Amendment 72, tabled by the noble Baroness, Lady Campbell of Surbiton, is about monitoring duty and seeks to halt the changes to Section 12 of the 2006 Act. I reiterate the point I made in Committee that this change is being made to ensure that the commission reports on progress against its core equality and human rights duties. It is a consequence of the changes that we are making to remove Section 3. It will also amend the reporting cycle from three to five years. As I also stated in Committee, I should like to be clear that there is nothing to stop the commission reporting more frequently if it wishes to do so. Our change would simply reduce the risks of overburdening the commission with reporting obligations and of it being unable to fulfil its duty of monitoring progress adequately.
The commission has had a difficult birth, but it has also done some good work. I believe that, with a clarified legislative mandate, the commission will continue to promote equality of opportunity, tackle discrimination and protect and promote human rights. It will be able to do so more effectively than before and so will gain the respect we all want it to have as our equality body and national human rights institution.

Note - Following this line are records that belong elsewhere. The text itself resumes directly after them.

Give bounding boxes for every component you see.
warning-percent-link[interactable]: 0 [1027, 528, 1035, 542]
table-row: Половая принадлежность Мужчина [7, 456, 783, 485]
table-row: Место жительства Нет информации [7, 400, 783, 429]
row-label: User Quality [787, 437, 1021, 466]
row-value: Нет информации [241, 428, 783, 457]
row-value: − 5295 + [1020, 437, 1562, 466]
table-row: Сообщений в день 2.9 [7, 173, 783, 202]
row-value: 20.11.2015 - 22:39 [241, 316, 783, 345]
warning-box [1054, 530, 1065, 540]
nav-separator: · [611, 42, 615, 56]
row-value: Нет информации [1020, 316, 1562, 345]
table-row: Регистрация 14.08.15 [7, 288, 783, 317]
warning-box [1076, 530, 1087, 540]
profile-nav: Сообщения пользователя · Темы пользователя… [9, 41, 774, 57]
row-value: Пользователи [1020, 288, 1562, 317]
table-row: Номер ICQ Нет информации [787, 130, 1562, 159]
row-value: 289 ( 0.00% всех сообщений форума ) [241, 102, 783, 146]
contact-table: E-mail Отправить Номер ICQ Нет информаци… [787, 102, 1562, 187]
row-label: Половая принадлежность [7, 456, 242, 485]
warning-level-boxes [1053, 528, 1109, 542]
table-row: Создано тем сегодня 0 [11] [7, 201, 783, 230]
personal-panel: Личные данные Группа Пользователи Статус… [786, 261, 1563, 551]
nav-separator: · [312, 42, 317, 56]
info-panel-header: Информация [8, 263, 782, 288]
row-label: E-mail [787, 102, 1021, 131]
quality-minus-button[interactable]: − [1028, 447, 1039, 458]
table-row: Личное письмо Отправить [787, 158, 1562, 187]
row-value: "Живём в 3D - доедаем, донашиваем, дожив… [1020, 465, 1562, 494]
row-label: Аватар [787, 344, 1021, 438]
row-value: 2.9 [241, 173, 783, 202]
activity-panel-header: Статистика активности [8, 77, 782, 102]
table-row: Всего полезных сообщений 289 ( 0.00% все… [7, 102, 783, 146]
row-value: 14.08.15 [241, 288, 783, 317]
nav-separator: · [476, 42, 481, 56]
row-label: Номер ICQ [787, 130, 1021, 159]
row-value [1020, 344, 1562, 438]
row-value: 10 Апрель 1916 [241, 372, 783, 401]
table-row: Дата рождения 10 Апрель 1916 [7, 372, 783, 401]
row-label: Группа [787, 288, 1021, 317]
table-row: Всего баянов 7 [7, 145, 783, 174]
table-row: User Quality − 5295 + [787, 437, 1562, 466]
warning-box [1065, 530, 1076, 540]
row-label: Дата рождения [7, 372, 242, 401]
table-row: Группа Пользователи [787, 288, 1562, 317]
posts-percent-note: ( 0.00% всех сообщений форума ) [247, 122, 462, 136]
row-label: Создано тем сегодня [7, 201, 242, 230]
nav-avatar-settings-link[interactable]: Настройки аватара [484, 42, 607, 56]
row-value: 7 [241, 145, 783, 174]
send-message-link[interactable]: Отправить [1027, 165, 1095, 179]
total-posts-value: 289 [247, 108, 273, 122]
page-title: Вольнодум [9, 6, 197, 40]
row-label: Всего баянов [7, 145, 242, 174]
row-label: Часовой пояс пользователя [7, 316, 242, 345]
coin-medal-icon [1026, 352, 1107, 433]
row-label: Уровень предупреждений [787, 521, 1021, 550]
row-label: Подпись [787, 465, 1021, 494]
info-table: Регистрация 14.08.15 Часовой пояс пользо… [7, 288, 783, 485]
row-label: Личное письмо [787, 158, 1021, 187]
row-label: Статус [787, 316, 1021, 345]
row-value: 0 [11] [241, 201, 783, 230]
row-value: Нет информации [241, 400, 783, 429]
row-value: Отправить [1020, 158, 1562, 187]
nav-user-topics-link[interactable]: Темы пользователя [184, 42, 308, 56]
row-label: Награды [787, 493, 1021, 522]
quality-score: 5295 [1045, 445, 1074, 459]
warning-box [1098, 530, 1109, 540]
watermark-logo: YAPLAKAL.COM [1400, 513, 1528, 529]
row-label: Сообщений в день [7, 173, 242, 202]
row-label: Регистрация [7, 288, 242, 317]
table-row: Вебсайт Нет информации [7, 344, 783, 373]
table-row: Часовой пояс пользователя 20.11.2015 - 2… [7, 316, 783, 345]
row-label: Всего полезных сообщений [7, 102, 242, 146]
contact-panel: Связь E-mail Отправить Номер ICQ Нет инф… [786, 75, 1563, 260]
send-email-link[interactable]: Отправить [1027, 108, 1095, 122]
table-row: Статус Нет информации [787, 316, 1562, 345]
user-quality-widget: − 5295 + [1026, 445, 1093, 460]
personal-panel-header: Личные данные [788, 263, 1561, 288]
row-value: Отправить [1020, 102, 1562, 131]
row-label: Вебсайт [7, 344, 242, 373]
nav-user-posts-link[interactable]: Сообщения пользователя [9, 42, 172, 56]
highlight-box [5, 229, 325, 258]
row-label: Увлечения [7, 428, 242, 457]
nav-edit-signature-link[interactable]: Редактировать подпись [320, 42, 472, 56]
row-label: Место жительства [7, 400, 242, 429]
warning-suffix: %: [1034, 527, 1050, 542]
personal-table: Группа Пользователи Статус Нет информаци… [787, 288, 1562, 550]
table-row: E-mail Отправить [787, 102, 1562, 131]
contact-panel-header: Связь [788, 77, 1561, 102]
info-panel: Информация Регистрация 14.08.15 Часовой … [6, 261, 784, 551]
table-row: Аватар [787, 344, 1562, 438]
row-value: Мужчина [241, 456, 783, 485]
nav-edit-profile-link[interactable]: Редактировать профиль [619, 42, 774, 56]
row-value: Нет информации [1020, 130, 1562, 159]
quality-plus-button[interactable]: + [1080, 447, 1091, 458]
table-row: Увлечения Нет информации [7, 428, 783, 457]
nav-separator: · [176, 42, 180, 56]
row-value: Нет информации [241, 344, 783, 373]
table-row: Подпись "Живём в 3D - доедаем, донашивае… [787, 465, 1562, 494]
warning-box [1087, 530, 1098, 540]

I hope that, in responding in this way to the noble Baroness and all noble Lords who have contributed to the debate, I have given an assurance of what we expect from the commission as well as of the importance we attach to it and to the work it does. I hope that I have also been able to give the noble Baroness the assurance she needs that, in making these changes, we believe the result will be that the commission will be able to exercise its responsibilities more effectively than it has been able to until now.